Goma people

They are a contingent of the Bantu tribe who are more commonly found in Tanzania and present-day Democratic Republic of Congo who migrated from the western shore of the Lake Tanganyika in Democratic Republic of Congo with origins from Sudan.

[1][2] In Goma history the villages and hamlets were many before the emigration and wars and the traditional states comprised several number of them before the immigration of bembe people with significant numbers of chiefdoms or sultanates sometimes under the suzerainty of Uguhha Kingdom the southernmost goma state under the Bakwamamba Dynasty in modern Kalemie in Tanganyika district of Katanga Region in Democratic Republic of Congo.

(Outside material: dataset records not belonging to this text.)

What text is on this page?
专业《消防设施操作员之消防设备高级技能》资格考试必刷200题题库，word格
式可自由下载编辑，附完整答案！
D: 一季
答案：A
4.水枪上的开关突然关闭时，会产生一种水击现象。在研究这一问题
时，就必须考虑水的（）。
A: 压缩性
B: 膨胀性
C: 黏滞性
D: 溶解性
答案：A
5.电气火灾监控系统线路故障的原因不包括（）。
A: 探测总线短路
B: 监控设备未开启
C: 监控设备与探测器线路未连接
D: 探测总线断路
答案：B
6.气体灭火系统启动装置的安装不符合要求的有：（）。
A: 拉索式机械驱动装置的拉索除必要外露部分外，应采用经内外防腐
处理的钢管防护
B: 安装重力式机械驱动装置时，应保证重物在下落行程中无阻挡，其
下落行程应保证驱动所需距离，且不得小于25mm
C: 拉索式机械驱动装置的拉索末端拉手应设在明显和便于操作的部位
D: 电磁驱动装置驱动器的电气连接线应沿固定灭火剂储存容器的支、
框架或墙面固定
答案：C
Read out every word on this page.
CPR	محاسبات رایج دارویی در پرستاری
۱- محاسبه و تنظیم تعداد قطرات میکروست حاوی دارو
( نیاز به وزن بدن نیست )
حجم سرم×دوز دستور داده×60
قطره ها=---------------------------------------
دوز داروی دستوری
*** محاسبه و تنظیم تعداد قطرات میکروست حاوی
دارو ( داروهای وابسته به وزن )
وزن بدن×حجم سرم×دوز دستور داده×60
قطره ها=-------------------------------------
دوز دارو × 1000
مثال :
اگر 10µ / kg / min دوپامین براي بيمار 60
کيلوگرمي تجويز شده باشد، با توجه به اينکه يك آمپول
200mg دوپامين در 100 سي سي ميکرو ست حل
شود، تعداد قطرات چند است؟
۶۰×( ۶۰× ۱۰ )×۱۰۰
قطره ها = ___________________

Politically Bahoma arrived in north-western shores of Lake Tanganyika in D.R.C with their centralized political institutions that had based on the recognition of autonomous rulers of their village groups with both temporal and spiritual powers vested on single individuals who had the power of life and death over their subjects.

About all Goma people are Muslims due to the influence of Arabs and their hegemony around the Tanganyika lakist communities.

In Tanzania prior and during colonialism the Gomas were politically included with other Manyemas mainly by indirect rule under the local authority of the Arab-Swahili Liwalis of Ujiji with local representatives to the town council with their old dynasties being disregarded and remained active ritually within their respective clans.

Wagoma community mosque at Kitongoni ward, Ujiji town.